Humbly requesting help determining player advantage on Pogo Blackjack Carnival game

Mewtwo

Well-Known Member
#1
While this game is solely for fake money (tokens) on their site, which can be used for prize drawings, I'm wondering how smart (or not) it is to sit here and play this as opposed to their other games.

Pretty much all of their games are +EV; some of their Video Poker returns 120-140%. So I know their BJ has to be +EV, it's just a matter of how much.

The setup:
1 deck, H17, heads-up play (you and dealer only)

Deck dealt until the last possible card (the game knows when there aren't enough points left on cards in the deck to complete a hand; this could mean dealing until 8 cards left, or dealing to the absolute last card)

(The game is kind enough to give you a running count of 10s/face cards in the deck at all times, though you can just track every card as it comes out.)

5-card Charlie (though if you get a 4-card soft 21, the game stops you from hitting on it, which can result in a push sometimes)

Split up to 4 hands, but non-matching 10s/face cards cannot be split

DOA, one card dealt to split Aces, re-splitting Aces okay

Available spread is 10 to 250 tokens; only allowable bets are 10, 25, 50, 100, or 250.



Side bets on the first two cards (5 tokens each, cannot be above or below this, once a Side Bet is selected, it is on for every hand in that single deck and cannot be turned off or changed)
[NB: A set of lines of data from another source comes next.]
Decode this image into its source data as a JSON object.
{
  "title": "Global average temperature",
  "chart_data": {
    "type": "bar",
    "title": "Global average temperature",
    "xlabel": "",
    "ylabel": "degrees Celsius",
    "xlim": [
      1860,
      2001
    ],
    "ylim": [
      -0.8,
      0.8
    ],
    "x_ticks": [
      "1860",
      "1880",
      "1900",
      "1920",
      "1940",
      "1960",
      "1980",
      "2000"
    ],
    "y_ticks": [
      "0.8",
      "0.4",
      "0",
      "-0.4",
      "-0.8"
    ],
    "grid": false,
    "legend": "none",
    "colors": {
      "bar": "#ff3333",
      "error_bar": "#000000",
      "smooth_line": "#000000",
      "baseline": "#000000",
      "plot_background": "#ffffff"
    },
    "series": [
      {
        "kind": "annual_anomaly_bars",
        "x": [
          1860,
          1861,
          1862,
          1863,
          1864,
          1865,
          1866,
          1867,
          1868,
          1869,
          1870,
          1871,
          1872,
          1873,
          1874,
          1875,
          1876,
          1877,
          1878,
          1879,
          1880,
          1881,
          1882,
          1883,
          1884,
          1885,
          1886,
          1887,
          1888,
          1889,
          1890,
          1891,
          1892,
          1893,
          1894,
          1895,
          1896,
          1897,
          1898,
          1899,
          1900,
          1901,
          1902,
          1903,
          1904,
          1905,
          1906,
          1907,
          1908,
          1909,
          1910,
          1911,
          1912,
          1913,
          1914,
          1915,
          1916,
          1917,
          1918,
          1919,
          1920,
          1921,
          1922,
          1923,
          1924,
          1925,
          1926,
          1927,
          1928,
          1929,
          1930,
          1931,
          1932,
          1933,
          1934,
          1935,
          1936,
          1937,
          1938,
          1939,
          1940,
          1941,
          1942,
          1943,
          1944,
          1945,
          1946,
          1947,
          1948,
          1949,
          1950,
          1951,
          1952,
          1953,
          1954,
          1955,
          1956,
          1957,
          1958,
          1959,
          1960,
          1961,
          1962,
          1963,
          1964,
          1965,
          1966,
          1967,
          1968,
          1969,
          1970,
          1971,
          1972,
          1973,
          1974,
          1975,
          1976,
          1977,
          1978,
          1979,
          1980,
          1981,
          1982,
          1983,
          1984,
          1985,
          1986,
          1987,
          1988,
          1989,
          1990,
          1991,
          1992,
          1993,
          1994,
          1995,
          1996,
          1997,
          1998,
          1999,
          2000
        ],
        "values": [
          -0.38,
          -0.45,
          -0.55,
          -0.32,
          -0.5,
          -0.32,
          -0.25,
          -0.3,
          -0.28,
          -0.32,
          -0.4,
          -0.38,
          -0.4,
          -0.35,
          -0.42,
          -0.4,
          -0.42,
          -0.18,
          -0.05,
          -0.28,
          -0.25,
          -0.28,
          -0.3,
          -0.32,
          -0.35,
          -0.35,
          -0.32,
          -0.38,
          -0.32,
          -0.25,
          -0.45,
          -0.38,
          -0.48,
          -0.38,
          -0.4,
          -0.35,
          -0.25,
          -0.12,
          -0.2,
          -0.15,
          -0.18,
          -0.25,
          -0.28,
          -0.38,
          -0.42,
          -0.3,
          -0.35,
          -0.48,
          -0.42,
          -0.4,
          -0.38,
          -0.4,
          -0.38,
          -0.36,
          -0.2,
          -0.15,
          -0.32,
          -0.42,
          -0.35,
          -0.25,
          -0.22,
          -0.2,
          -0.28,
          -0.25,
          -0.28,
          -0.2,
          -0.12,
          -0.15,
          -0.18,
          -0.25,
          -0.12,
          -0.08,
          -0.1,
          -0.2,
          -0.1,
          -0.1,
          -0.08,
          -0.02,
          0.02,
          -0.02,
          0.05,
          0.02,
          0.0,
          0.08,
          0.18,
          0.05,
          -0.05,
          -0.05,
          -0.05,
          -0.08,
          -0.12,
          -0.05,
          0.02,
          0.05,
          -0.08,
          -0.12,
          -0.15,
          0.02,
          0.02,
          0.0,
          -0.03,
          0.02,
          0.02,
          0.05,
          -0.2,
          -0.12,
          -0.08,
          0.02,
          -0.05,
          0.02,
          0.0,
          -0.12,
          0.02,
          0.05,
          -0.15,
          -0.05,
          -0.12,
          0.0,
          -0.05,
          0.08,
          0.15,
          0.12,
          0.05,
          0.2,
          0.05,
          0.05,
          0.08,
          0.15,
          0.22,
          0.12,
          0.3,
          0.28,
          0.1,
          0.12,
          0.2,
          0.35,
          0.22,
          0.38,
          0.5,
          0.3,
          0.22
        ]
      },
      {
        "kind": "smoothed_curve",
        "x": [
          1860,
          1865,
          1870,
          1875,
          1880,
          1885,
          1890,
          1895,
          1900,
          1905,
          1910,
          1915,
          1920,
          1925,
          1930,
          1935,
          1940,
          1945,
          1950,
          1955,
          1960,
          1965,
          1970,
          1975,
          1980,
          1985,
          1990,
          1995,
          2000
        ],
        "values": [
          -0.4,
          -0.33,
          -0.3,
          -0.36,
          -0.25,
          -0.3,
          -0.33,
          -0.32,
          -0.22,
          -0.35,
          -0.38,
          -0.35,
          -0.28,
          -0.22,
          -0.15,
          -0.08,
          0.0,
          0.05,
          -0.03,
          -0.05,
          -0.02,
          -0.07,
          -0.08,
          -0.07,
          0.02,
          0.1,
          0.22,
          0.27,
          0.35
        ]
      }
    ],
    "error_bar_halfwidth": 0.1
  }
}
20:1 (100 tokens) for any pair

120:1 (600 tokens) for a Royal Match, but slightly easier than the normal RM as a Jack also counts (KQ suited, KJ suited, or QJ suited all work)

240:1 (1,200 tokens) for a pair of 7s


Any help with this would be greatly appreciated!
 

Brock Windsor

Well-Known Member
#2
What is your goal? General interest? The BJ is not player positive off the top of the deck, if you were a gifted computer programmer you could write a program to continuosly count and clean out all their coupons. The royal match game looks good but I can't calculate it.
BW
If you can play the same number of tokens per round, a VP game that offers 140% return is where you should be playing. Can't think of what that paytable would look like.
 

Mewtwo

Well-Known Member
#3
My goal here is general interest, like you suggested (I figure I can use this to at least practice BJ basic strategy at home until I have it exactly right) but also wanting to know which of the side bets is best (I know right off that Super 7's can't be the best because there are 13 ranks, you'd be likely to, on average, hit Pair Square 13 times for each one time you hit Super 7's, so you'd get 1300 there vs. 1200 on the 7s)

As for the video poker...it's weird.

Multi-hand, a fixed 21 hands. 3 tokens per hand = max bet and required for top pays on premium hands.

Single joker.

Pay table:

2 pair = 1
3 of a kind = 2
Straight = 5
Flush = 10
Full house = 15
4 of a kind = 20
Straight Flush = 50
Any Royal Flush (joker or not) = 250
5 of a kind = 250

Okay, the 140% figure was exaggerating. Wizard of Odds's calculator puts it at 117.98%.

But since you're stuck flat-betting 63 tokens a hand and the best you can do is a dealt Royal/5 of a kind for a maximum payout of 15,750, I would think BJ might be more profitable.


I'm neglecting the Jackpot Spin/bonus game tokens for each game, as I have no way of determining the odds on those, just wondering which would be better as a base game.
 

miplet

Active Member
#4
Side bets:

Pair 1 in 17 hands .17647 player edge
royal 1 in 110.5 hands .08597 player edge
7s 1 in 221 hands .08597 player edge

I assumed that the payoffs were for 1, not to 1.